How do locality pay adjustments vary by metropolitan area for 2026 projections?
Executive summary
Locality pay for 2026 would be applied as a percentage added to the GS base pay and varies by metropolitan-area locality, with higher-percentage adjustments for high-cost metros and lower ones (or the "Rest of U.S." catch-all) elsewhere; existing locality rates averaged 25.54% and the overall remaining pay disparity stood at about 24.72% in the Council’s recommendations [1]. The Federal Salary Council proposed locality comparability payments for each area and recommended modest geographic changes (e.g., adding Wyandot County to Columbus and Yuma County to Phoenix) while the Administration proposed freezing locality rates at 2025 levels as part of an alternative 2026 pay plan [2] [3] [1].
1. How locality percentages are set and why they differ across metros
Locality pay is a percentage applied to an employee’s GS base pay to make federal wages more comparable to non‑federal wages in a given area; the Federal Salary Council and Pay Agent produce recommendations based on BLS survey data and geographic delineations [1] [4]. Higher‑cost metropolitan areas such as New York or San Francisco receive larger locality percentages; lower‑cost areas or the “Rest of U.S.” receive much smaller adjustments, reflecting measurable pay disparities between federal and private‑sector pay in each locality [5] [6].

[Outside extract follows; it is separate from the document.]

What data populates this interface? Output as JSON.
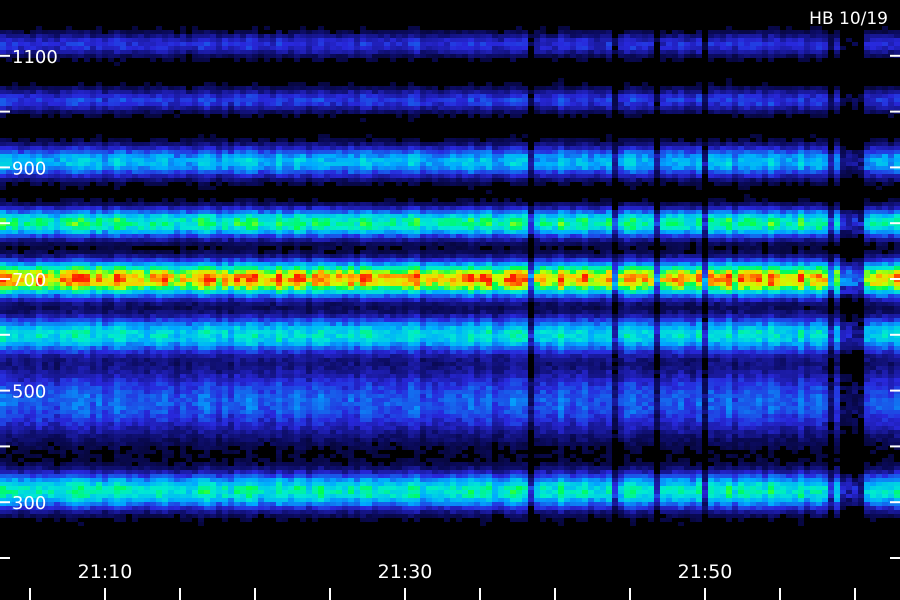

2. The 2026 recommendation vs. the Administration’s alternative plan
The Federal Salary Council’s working documents for 2026 present proposed comparability payments for each locality area and assume a base GS increase derived from the Employment Cost Index; the Council calculated a base GS increase of 3.3% using the ECI movement (3.8% less 0.5) and then layered locality comparability rates on top [1]. By contrast, the Administration’s Alternative Pay Plan announced on August 28, 2025 would implement a 1% across‑the‑board base increase and “freeze 2026 locality rates at 2025 levels,” effectively halting year‑to‑year locality increases unless the Pay Agent adopts Council changes to geographic delineations [3].
3. Geographic changes that shift who gets which locality adjustment
The Council’s working group recommended modest changes to locality area boundaries that would reassign some counties into different metropolitan localities — for example, adding Wyandot County, Ohio, to the Columbus locality and Yuma County, Arizona, to the Phoenix locality — which would change the specific locality percentage applied to affected federal employees [2]. Such reclassifications affect pay for the employees in those counties without changing the percentage values for the receiving or losing locality unless otherwise recommended [1] [2].
4. Scale and scope: number of locality areas and typical ranges
OPM and related guidance explain that there are more than 50 locality pay areas (OPM and OMB maps used to define them) that cover large metros, two entire states (Alaska and Hawaii), and a Rest of U.S. category; forty‑four locality areas center on large metropolitan areas [4] [6]. Locality rates therefore span a broad range: high‑cost metros have the largest percentage adjustments while many other areas and the Rest of U.S. are substantially lower, producing multi‑thousand‑dollar annual differences across localities over time [7] [5].
5. What this means for take‑home pay in 2026 and agency discretion
If the Council’s comparability tables were implemented, an employee’s effective 2026 raise would combine the base GS increase and that locality percentage; however, the Administration’s freeze proposal would limit increases to the 1% base and preserve 2025 locality percentages [1] [3]. Agencies retain limited flexibilities — e.g., special rates for recruitment/retention problems — that can boost pay above standard locality in targeted occupations or locations [3].
6. Competing narratives and implicit agendas to watch
The Federal Salary Council’s materials frame locality adjustments as corrective to measured pay disparities and recommend geographic tweaks to improve comparability [1]. Opposing tenor comes from the Administration’s Alternative Pay Plan that prioritizes smaller across‑the‑board growth and a locality freeze, an approach that contains labor costs but preserves existing geographic splits; this tension reflects a classic budget‑discipline vs. competitiveness tradeoff and different political priorities [3] [2].
Limitations and next steps: available sources describe the Council’s proposed comparability payments and the Administration’s freeze proposal but do not publish a final list of exact 2026 locality percentages in these documents; official finalized locality percentages and the OPM pay tables will be the definitive numbers once the Pay Agent and the President act [1] [3].